1) Let $Q_n(x)$ your expression, here $x=(x_{n+1},...x_{2n-1})$. We have $Q_n(x)=\sum a_k x_{n+1}^{k_1}...x_{2n-1}^{k_{n-1}}$. Note that the $k_l$ are $\leq n-1$; for the case of $n+1$, we have the variables $x_{n+2},...x_{2n+1}$, and the power of the variables in $Q_{n+1}$ are $\leq n$
2) Now let $m$ an integer $m\geq n+1$(large with respect to $n+1$). Then we replace in $Q_n$ (and also in $Q_{n+1}$) the $x_{n+i}$ by $t^{m^{i-1}}$, where $t$ is a new variable. We note $P_n(t)$ the polynomial in one variable $t$ obtained in this way from $Q_n(x)$. The unicity of the decompostion of the integers in base $m$ show that the different monomials in $Q_n$ gives only one term in $P_n(t)$. We have then that the coefficient $A_{n,j,k}$ of $x_{n+j}x_{n+k}$ in $Q_n$ is the coefficient of $t^{m^{j-1}+m^{k-1}}$ in $P_n(t)$, and the coefficient $A_{n+1,j,k}$ of $x_{n+1+j}x_{n+1+k}$ in $Q_{n+1}$ is the coefficient of $t^{m^{j}+m^{k}}$ in $P_{n+1}(t)$.

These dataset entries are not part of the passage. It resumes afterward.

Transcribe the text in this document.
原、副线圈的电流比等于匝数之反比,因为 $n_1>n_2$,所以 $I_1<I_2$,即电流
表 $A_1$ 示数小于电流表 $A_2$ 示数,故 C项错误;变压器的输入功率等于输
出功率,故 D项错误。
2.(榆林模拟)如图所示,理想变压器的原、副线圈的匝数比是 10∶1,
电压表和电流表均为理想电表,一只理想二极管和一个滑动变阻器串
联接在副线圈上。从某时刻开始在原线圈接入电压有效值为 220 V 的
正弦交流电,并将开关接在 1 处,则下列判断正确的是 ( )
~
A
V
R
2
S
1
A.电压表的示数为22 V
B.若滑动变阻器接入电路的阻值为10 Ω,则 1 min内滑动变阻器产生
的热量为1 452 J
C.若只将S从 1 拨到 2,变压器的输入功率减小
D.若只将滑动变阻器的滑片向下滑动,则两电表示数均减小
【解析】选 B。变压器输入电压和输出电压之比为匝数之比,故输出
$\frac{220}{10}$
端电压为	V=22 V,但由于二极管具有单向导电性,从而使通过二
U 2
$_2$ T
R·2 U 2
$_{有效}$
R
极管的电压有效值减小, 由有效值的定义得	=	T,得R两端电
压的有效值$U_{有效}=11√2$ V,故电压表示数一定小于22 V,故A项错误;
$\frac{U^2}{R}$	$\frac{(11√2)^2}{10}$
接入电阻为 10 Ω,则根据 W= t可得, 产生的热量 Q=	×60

3) Now it is easy to show that $$P_{n+1}(t)=P_n(t^m)(1+\sum_{l=1}^n c_{l,n+1}t^{m^l})$$
4) We get that $$A_{n+1,j,k}=A_{n,j,k}+\sum_{l=1}^{n}c_{l,n+1}{\rm Coef}(t^{m^{j-1}+m^{k-1}-m^{l-1}}, P_n(t))$$
5) Now, if $l\not =j$ or $k$, the coefficient of $t^{m^{j-1}+m^{k-1}-m^{l-1}}$ in $P_n(t)$ is zero, as there is no term of the form $x_{n+j}x_{n+k}x_{n+l}^{-1}$ in $Q_n(x)$(or by the unicity of the decomposition in base $m$). Hence
$$A_{n+1,j,k}=A_{n,j,k}+c_{k,n+1}{\rm Coef}(t^{m^{j-1}}, P_n(t))+c_{j,n+1}{\rm Coef}(t^{m^{k-1}}, P_n(t))$$
And now, from the expression of $P_n(t)$, we see that we obtain the coefficient of $t^{m^{j-1}}$ by choosing the coefficient of $t^{m^{j-1}}$ in one of the factors, (if it exist) and then choosing the constant term $1$ in all other factors; same remark for the coefficient of $t^{m^{k-1}}$. Hence
$$A_{n+1,j,k}=A_{n,j,k}+c_{k,n+1}(\sum_{i=j+1}^{n}c_{j,i})+c_{j,n+1}(\sum_{i=k+1}^{n}c_{k,i})$$
6) It remain to show that the expression you have guessed gives the same result as above; if I am not wrong, this is the case.